Dettes et démocratie ne font pas bon ménage
Au printemps 1922, la conférence internationale de Gênes rétablit la convertibilité des devises, en prenant le dollar ou la livre sterling comme monnaie de référence. Les années d’après-guerre extrêmement difficiles, surtout pour les belligérants d’Europe qui sortent du conflit affaibli et endettés, vis-à-vis des États-Unis. Le versement des réparations allemandes est fixé en 1920 à 132 milliards de marks-or, dont 52 % pour la France. Le ministre français des Finances, Louis-Lucien Klotz, avait déclaré le 3 septembre 1918 : « Il faut que l’Allemagne paie le coût de la guerre ».
Le démantèlement et découpage des empires allemand, austro-hongrois, russe et ottoman refondent le continent européen, pour le meilleur et le pire. L’histoire dépeint le futur, car la démocratie est rapidement menacée en Italie ou en Allemagne, dans les années 1920. Les régimes autoritaires se multipliaient. Le totalitarisme apparaît comme des contestations violentes du système démocratique.

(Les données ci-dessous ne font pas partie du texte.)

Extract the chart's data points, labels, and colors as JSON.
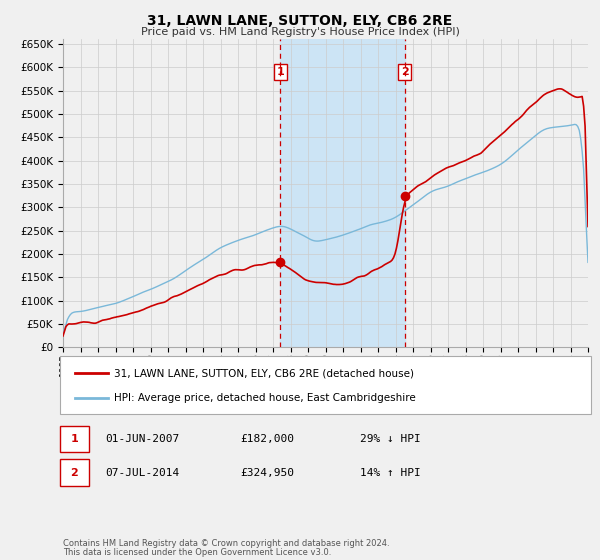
{
  "title": "31, LAWN LANE, SUTTON, ELY, CB6 2RE",
  "subtitle": "Price paid vs. HM Land Registry's House Price Index (HPI)",
  "ylim": [
    0,
    660000
  ],
  "year_start": 1995,
  "year_end": 2025,
  "hpi_color": "#7ab8d9",
  "price_color": "#cc0000",
  "sale1_date_num": 2007.42,
  "sale1_price": 182000,
  "sale1_label": "1",
  "sale1_text": "01-JUN-2007",
  "sale1_pct": "29% ↓ HPI",
  "sale2_date_num": 2014.52,
  "sale2_price": 324950,
  "sale2_label": "2",
  "sale2_text": "07-JUL-2014",
  "sale2_pct": "14% ↑ HPI",
  "legend_line1": "31, LAWN LANE, SUTTON, ELY, CB6 2RE (detached house)",
  "legend_line2": "HPI: Average price, detached house, East Cambridgeshire",
  "footer1": "Contains HM Land Registry data © Crown copyright and database right 2024.",
  "footer2": "This data is licensed under the Open Government Licence v3.0.",
  "bg_fill_color": "#cce4f5",
  "grid_color": "#cccccc",
  "background_color": "#f0f0f0"
}
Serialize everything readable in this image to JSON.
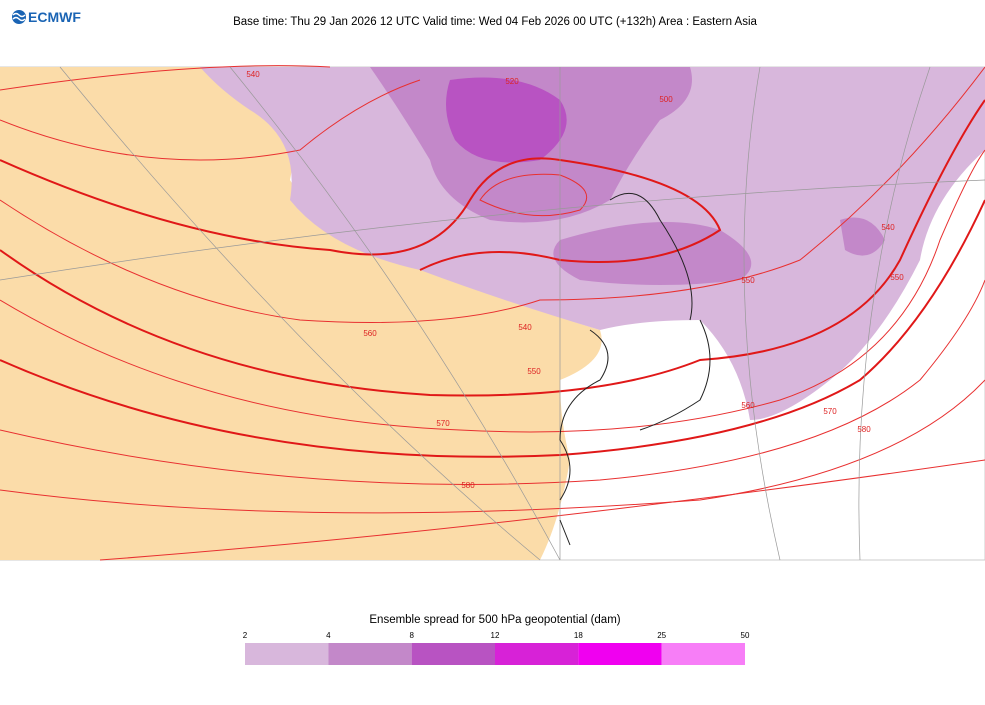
{
  "header": {
    "logo": "ECMWF",
    "title": "Base time: Thu 29 Jan 2026 12 UTC Valid time: Wed 04 Feb 2026 00 UTC (+132h) Area : Eastern Asia"
  },
  "map": {
    "contour_labels": [
      "540",
      "520",
      "500",
      "540",
      "540",
      "550",
      "560",
      "570",
      "580",
      "560",
      "570",
      "580",
      "550",
      "550"
    ]
  },
  "legend": {
    "title": "Ensemble spread for 500 hPa geopotential (dam)",
    "ticks": [
      2,
      4,
      8,
      12,
      18,
      25,
      50
    ],
    "colors": [
      "#d8b7dc",
      "#c388c9",
      "#b853c2",
      "#d722d7",
      "#f000f0",
      "#f77ef7"
    ]
  }
}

Le 1er décembre 1936, l’URSS se dote d’une nouvelle constitution à première vue démocratique, mais en réalité, Staline grâce au parti unique, le parti communiste, concentre les pouvoirs. Comme en République populaire de Chine. Mussolini, après sa marche sur Rome, obtient, lui aussi les pleins pouvoirs, le 25 novembre 1922. L’Italie plonge irrémédiablement dans un système totalitaire avec l’adoption des lois fascistissimes. Fortement affaiblie, l’économie allemande est touchée de plein fouet par la crise économique des années 1930. Usant de propagande et de la violence de rue qui tétanise ses adversaires politiques tout en brouillant le jeu démocratique, Hitler connaît une irrésistible ascension à partir de 1932. Le président Hindenburg le nommera à la chancellerie, le 29 janvier 1933.